The next step would be to substitute everything in terms of $\mathbf{B}$ there. We would end up with

$$H = \dfrac{1}{2m}\left(\mathbf{p}^2-\frac{q}{2}\mathbf{p}\cdot (\mathbf{r}\times \mathbf{B})+\frac{q^2}{4}(\mathbf{r}\cdot \mathbf{B})^2\right).$$

Now I really don't know how we go into quantizing that. I mean, we obviously see there $\mathbf{p}$ and $\mathbf{r}$ which will be promoted to the operators $\mathbf{P}$ and $\mathbf{R}$.

Still we have $\mathbf{B}$. Will $\mathbf{B}$ become an operator? And more than that, how do we deal with terms like $\mathbf{r}\times \mathbf{B}$ when quantizing this Hamiltonian?

I'm really not getting the point on how do we describe this in Quantum Mechanics.

Answer 1

To quantize just means to impose this commutation relation:

$$ [x_i , p_j ] = i \hbar \delta_{ij}.$$

By the way, remember that a function of position $f(x)$ may not commute with the momentum operator $p$. $A_i = A_i(x)$. Do $A_i$ and $p_j$ necessarily commute?

Answer 2

If you are quantizing the system "particle in external electromagnetic field", then no, the electromagnetic fields will not become operators themselves. However, since they are functions in $x$, the vector potential $A$ actually becomes an operator $A(\hat{x})$. It is treated as a fixed addition to the Hamiltonian, it is not a dynamical variable itself.

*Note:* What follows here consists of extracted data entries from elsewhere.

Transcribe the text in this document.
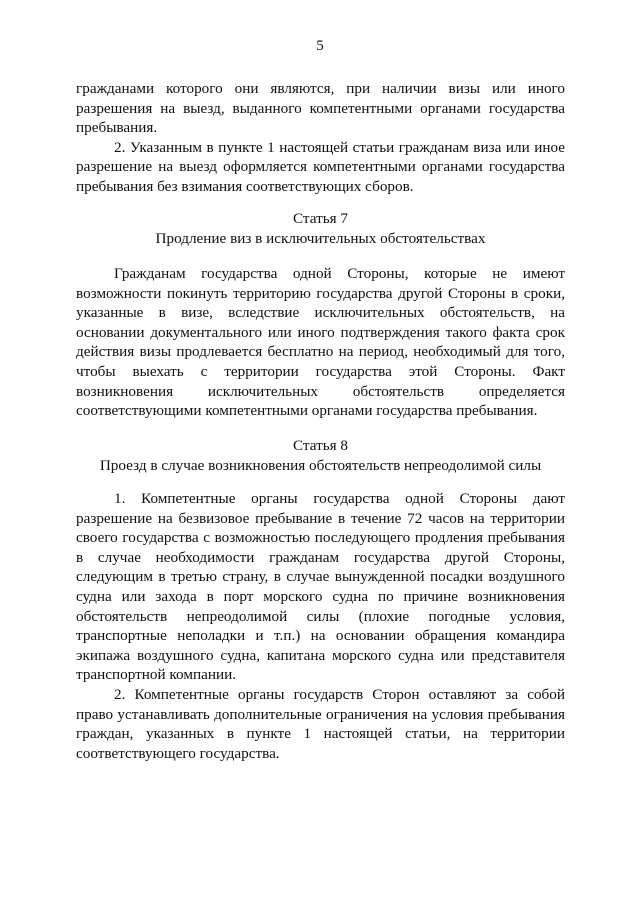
5

гражданами которого они являются, при наличии визы или иного разрешения на выезд, выданного компетентными органами государства пребывания.

2. Указанным в пункте 1 настоящей статьи гражданам виза или иное разрешение на выезд оформляется компетентными органами государства пребывания без взимания соответствующих сборов.

Статья 7

Продление виз в исключительных обстоятельствах

Гражданам государства одной Стороны, которые не имеют возможности покинуть территорию государства другой Стороны в сроки, указанные в визе, вследствие исключительных обстоятельств, на основании документального или иного подтверждения такого факта срок действия визы продлевается бесплатно на период, необходимый для того, чтобы выехать с территории государства этой Стороны. Факт возникновения исключительных обстоятельств определяется соответствующими компетентными органами государства пребывания.

Статья 8

Проезд в случае возникновения обстоятельств непреодолимой силы

1. Компетентные органы государства одной Стороны дают разрешение на безвизовое пребывание в течение 72 часов на территории своего государства с возможностью последующего продления пребывания в случае необходимости гражданам государства другой Стороны, следующим в третью страну, в случае вынужденной посадки воздушного судна или захода в порт морского судна по причине возникновения обстоятельств непреодолимой силы (плохие погодные условия, транспортные неполадки и т.п.) на основании обращения командира экипажа воздушного судна, капитана морского судна или представителя транспортной компании.

2. Компетентные органы государств Сторон оставляют за собой право устанавливать дополнительные ограничения на условия пребывания граждан, указанных в пункте 1 настоящей статьи, на территории соответствующего государства.
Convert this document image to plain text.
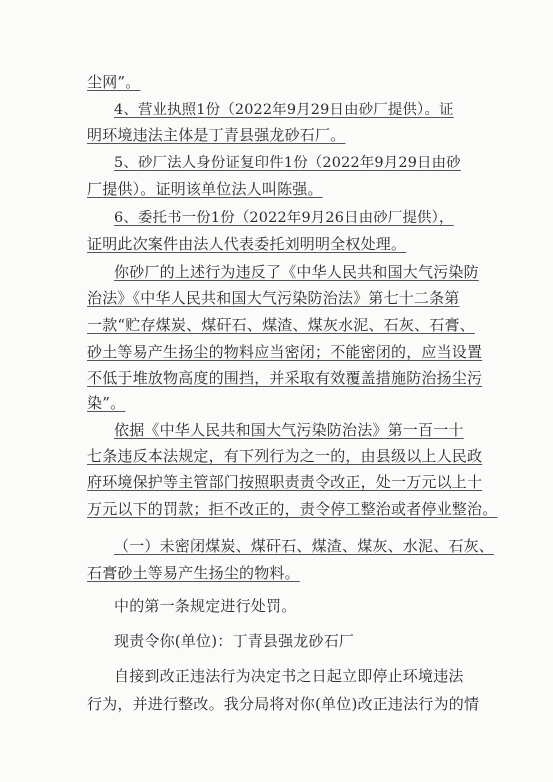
尘网”。
4、营业执照1份（2022年9月29日由砂厂提供）。证
明环境违法主体是丁青县强龙砂石厂。
5、砂厂法人身份证复印件1份（2022年9月29日由砂
厂提供）。证明该单位法人叫陈强。
6、委托书一份1份（2022年9月26日由砂厂提供），
证明此次案件由法人代表委托刘明明全权处理。
你砂厂的上述行为违反了《中华人民共和国大气污染防
治法》《中华人民共和国大气污染防治法》第七十二条第
一款“贮存煤炭、煤矸石、煤渣、煤灰水泥、石灰、石膏、
砂土等易产生扬尘的物料应当密闭；不能密闭的，应当设置
不低于堆放物高度的围挡，并采取有效覆盖措施防治扬尘污
染”。
依据《中华人民共和国大气污染防治法》第一百一十
七条违反本法规定，有下列行为之一的，由县级以上人民政
府环境保护等主管部门按照职责责令改正，处一万元以上十
万元以下的罚款；拒不改正的，责令停工整治或者停业整治。
（一）未密闭煤炭、煤矸石、煤渣、煤灰、水泥、石灰、
石膏砂土等易产生扬尘的物料。
中的第一条规定进行处罚。
现责令你(单位)：丁青县强龙砂石厂
自接到改正违法行为决定书之日起立即停止环境违法
行为，并进行整改。我分局将对你(单位)改正违法行为的情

For the particle in a uniform magnetic field, you can write the second term actually as proportional to $L\cdot B$, i.e. the dot product of the orbital angular momentum with the magnetic field. The $r\cdot B$ term is often neglegible compared to this.

But there's really nothing different from quantizing any other system here. You have $x$ and $p$ with their canonical commutation relations, and you have a Hamiltonian that is a function of $x$ and $p$. That you call one of the terms in $x$ "$A(x)$" doesn't really have much of a bearing on the theory on this level, except that you of course retain the electromagnetic gauge symmetry.